I am new to Cross Validated. Typically I would post on StackOverflow with a C# tag, but my question is not really a C# question, it's more related to understanding how to implement backpropagation and gradient descent in a vectorized manner.
I am a bit reluctant to dump the whole source code, even though it's a small program (160 lines), so I'll start with the main body. If someone wants to try it I can provide the rest too.
Notations are as per the Stanford example, except that I've used capitals for Matrices. The input X is a matrix of 2 x mSets, where mSets are 4 possible input series of the XOR. W1, W2, b1 and b2 are randomly initialized between 0 and e, where e = 0.01. I have also tried stacking the biases on top of the inputs to the hidden and export layers, but this creates dimensionality problems in the back-propagation. Or, in other words, I don't know how to do it.
My guess is I have the gradient descent wrong. I am hoping that anyone who has been here before will easily spot my mistakes.

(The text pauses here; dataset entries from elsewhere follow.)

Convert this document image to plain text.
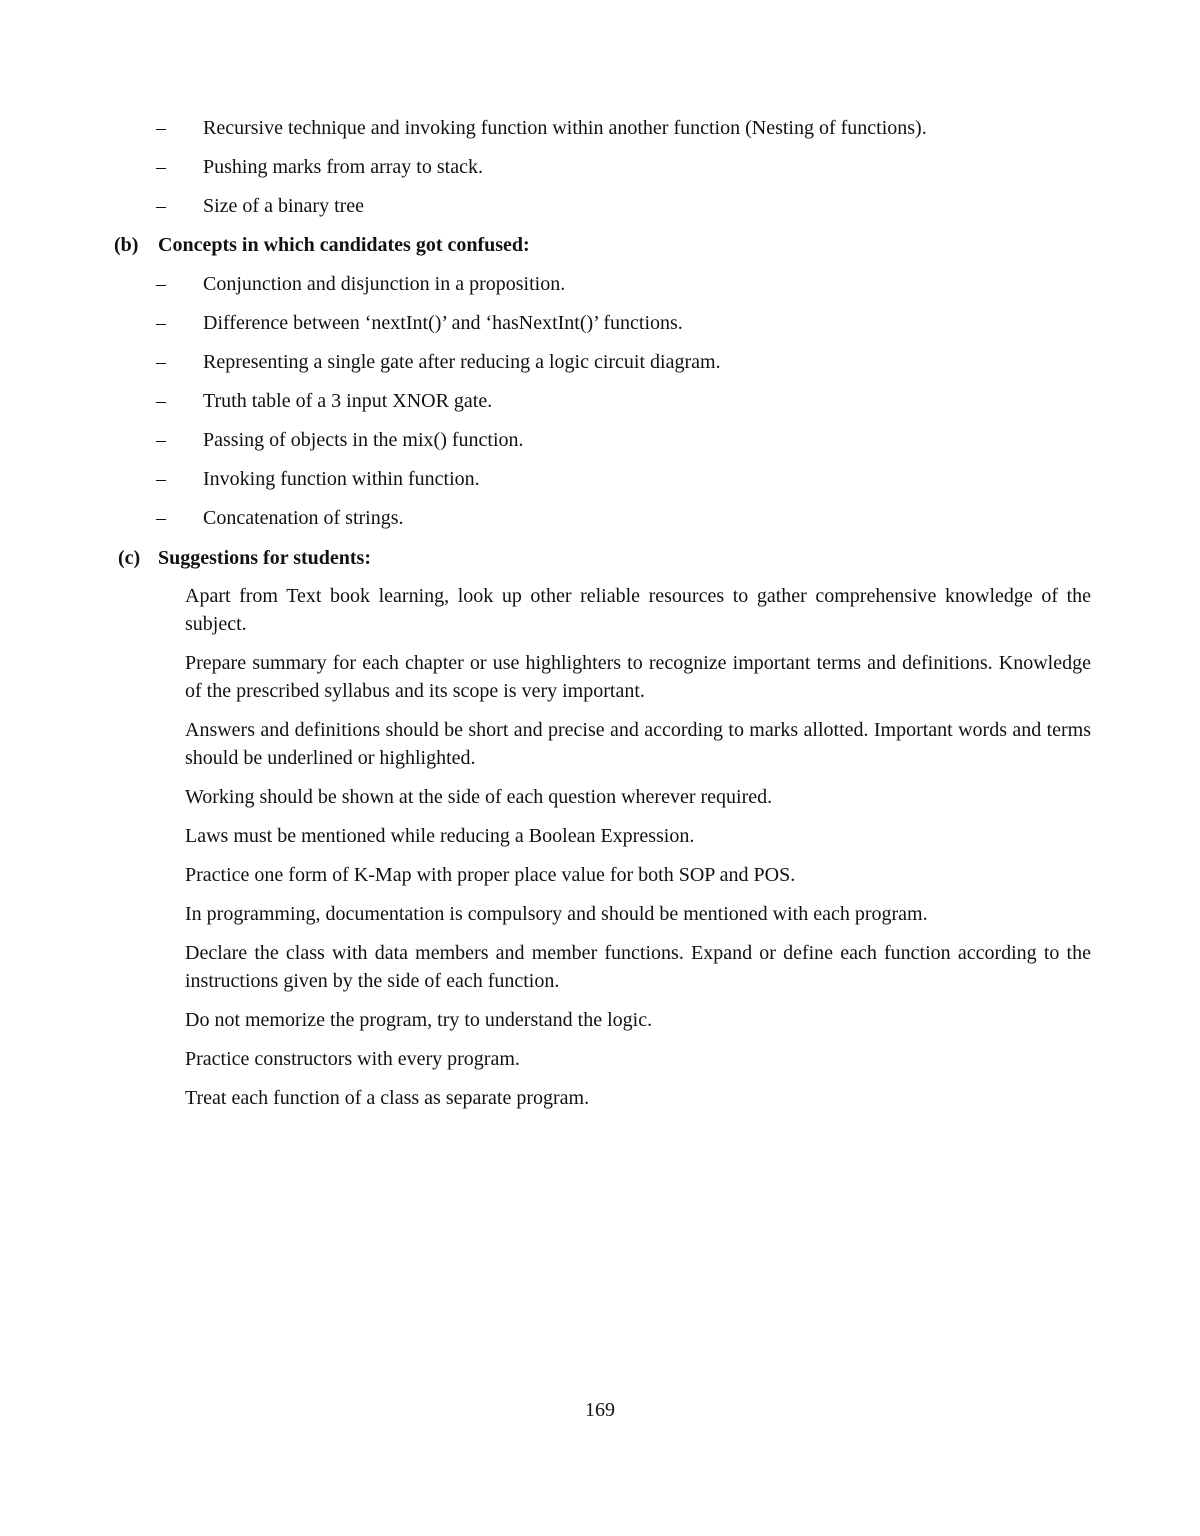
– Recursive technique and invoking function within another function (Nesting of functions).
– Pushing marks from array to stack.
– Size of a binary tree
(b) Concepts in which candidates got confused:
– Conjunction and disjunction in a proposition.
– Difference between ‘nextInt()’ and ‘hasNextInt()’ functions.
– Representing a single gate after reducing a logic circuit diagram.
– Truth table of a 3 input XNOR gate.
– Passing of objects in the mix() function.
– Invoking function within function.
– Concatenation of strings.
(c) Suggestions for students:

Apart from Text book learning, look up other reliable resources to gather comprehensive knowledge of the subject.

Prepare summary for each chapter or use highlighters to recognize important terms and definitions. Knowledge of the prescribed syllabus and its scope is very important.

Answers and definitions should be short and precise and according to marks allotted. Important words and terms should be underlined or highlighted.

Working should be shown at the side of each question wherever required.

Laws must be mentioned while reducing a Boolean Expression.

Practice one form of K-Map with proper place value for both SOP and POS.

In programming, documentation is compulsory and should be mentioned with each program.

Declare the class with data members and member functions. Expand or define each function according to the instructions given by the side of each function.

Do not memorize the program, try to understand the logic.

Practice constructors with every program.

Treat each function of a class as separate program.

169
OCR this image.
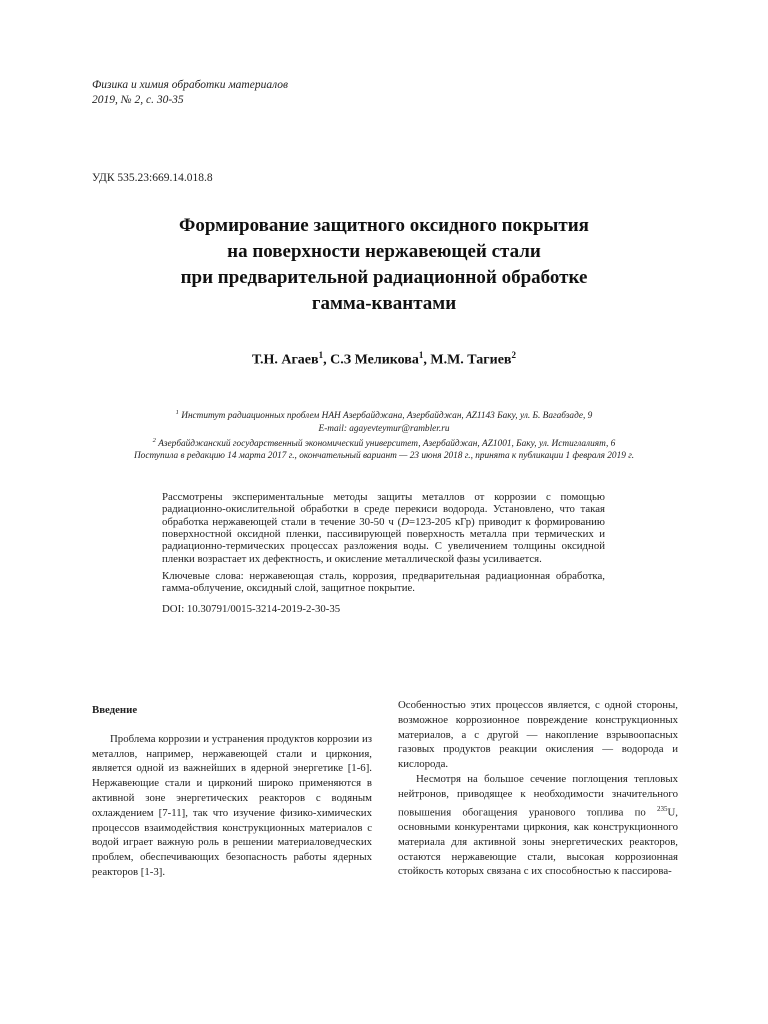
Физика и химия обработки материалов
2019, № 2, с. 30-35
УДК 535.23:669.14.018.8
Формирование защитного оксидного покрытия
на поверхности нержавеющей стали
при предварительной радиационной обработке
гамма-квантами
Т.Н. Агаев$^1$, С.З Меликова$^1$, М.М. Тагиев$^2$
$^1$ Институт радиационных проблем НАН Азербайджана, Азербайджан, AZ1143 Баку, ул. Б. Вагабзаде, 9
E-mail: agayevteymur@rambler.ru
$^2$ Азербайджанский государственный экономический университет, Азербайджан, AZ1001, Баку, ул. Истиглалият, 6
Поступила в редакцию 14 марта 2017 г., окончательный вариант — 23 июня 2018 г., принята к публикации 1 февраля 2019 г.

Рассмотрены экспериментальные методы защиты металлов от коррозии с помощью радиационно-окислительной обработки в среде перекиси водорода. Установлено, что такая обработка нержавеющей стали в течение 30-50 ч (D=123-205 кГр) приводит к формированию поверхностной оксидной пленки, пассивирующей поверхность металла при термических и радиационно-термических процессах разложения воды. С увеличением толщины оксидной пленки возрастает их дефектность, и окисление металлической фазы усиливается.

Ключевые слова: нержавеющая сталь, коррозия, предварительная радиационная обработка, гамма-облучение, оксидный слой, защитное покрытие.

DOI: 10.30791/0015-3214-2019-2-30-35

Введение

Проблема коррозии и устранения продуктов коррозии из металлов, например, нержавеющей стали и циркония, является одной из важнейших в ядерной энергетике [1-6]. Нержавеющие стали и цирконий широко применяются в активной зоне энергетических реакторов с водяным охлаждением [7-11], так что изучение физико-химических процессов взаимодействия конструкционных материалов с водой играет важную роль в решении материаловедческих проблем, обеспечивающих безопасность работы ядерных реакторов [1-3].

Особенностью этих процессов является, с одной стороны, возможное коррозионное повреждение конструкционных материалов, а с другой — накопление взрывоопасных газовых продуктов реакции окисления — водорода и кислорода.

Несмотря на большое сечение поглощения тепловых нейтронов, приводящее к необходимости значительного повышения обогащения уранового топлива по $^{235}$U, основными конкурентами циркония, как конструкционного материала для активной зоны энергетических реакторов, остаются нержавеющие стали, высокая коррозионная стойкость которых связана с их способностью к пассирова-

UPDATE: I have solved the problem. There are two main issues, one is fundamental: 1) it is not possible to solve the XOR problem with 2x2x1 network without bias, 2) the other has to do with how to implement the bias. The problem is that by introducing the bias, the dimensions are increased, yet during backpropagation, you need to reduce this dimension again. This is shown in the updated code below: remCol()
removes the last column from the matrix.
There are 2 sources that helped me: Stephen Welch has a nice series of videos on Youtube which is very similar to the Stanford code, but does not address bias, however Ryan Harris does! His code is in Python, but in chapter 3 (Youtube) he mentions that it is important not to pass back the bias during backpropagation. That was the trick.
// run the network
for (int i = 0; i < maxIter; i++)
{
// forward propagation
Z2 = W1 * X.Stack(b1); // add a row of 1's at the bottom for bias
A2 = Z2.Map(SpecialFunctions.Logistic);
Z3 = W2 * A2.Stack(b1);
H = Z3.Map(SpecialFunctions.Logistic);
// backpropagation
J = 0.5 * sum(power(Y-H, 2)) / X.RowCount + lambda / 2.0 * (sum(power(W1, 2)) + sum(power(W2, 2))); // cost function
delta3 = pointWise(H - Y, Z3.Map(inverseLogistic)); // delta output layer
gradW2 = delta3 * transpose(A2.Stack(b1)) / X.RowCount + lambda * W2; // grad = partial derivatives, divide by X.Rowcount for scaling and add regularization term
delta2 = pointWise(transpose(remCol(W2, nHid)) * delta3, Z2.Map(inverseLogistic)); // delta hidden layer, remove last column from matrix (bias)
gradW1 = delta2 * transpose(X.Stack(b1)) / X.RowCount + lambda * W1;
// gradient descent
W1 -= alpha * gradW1;
W2 -= alpha * gradW2;
if (i % 100 == 0)
Console.WriteLine("Error J " + J.ToString("E4"));
}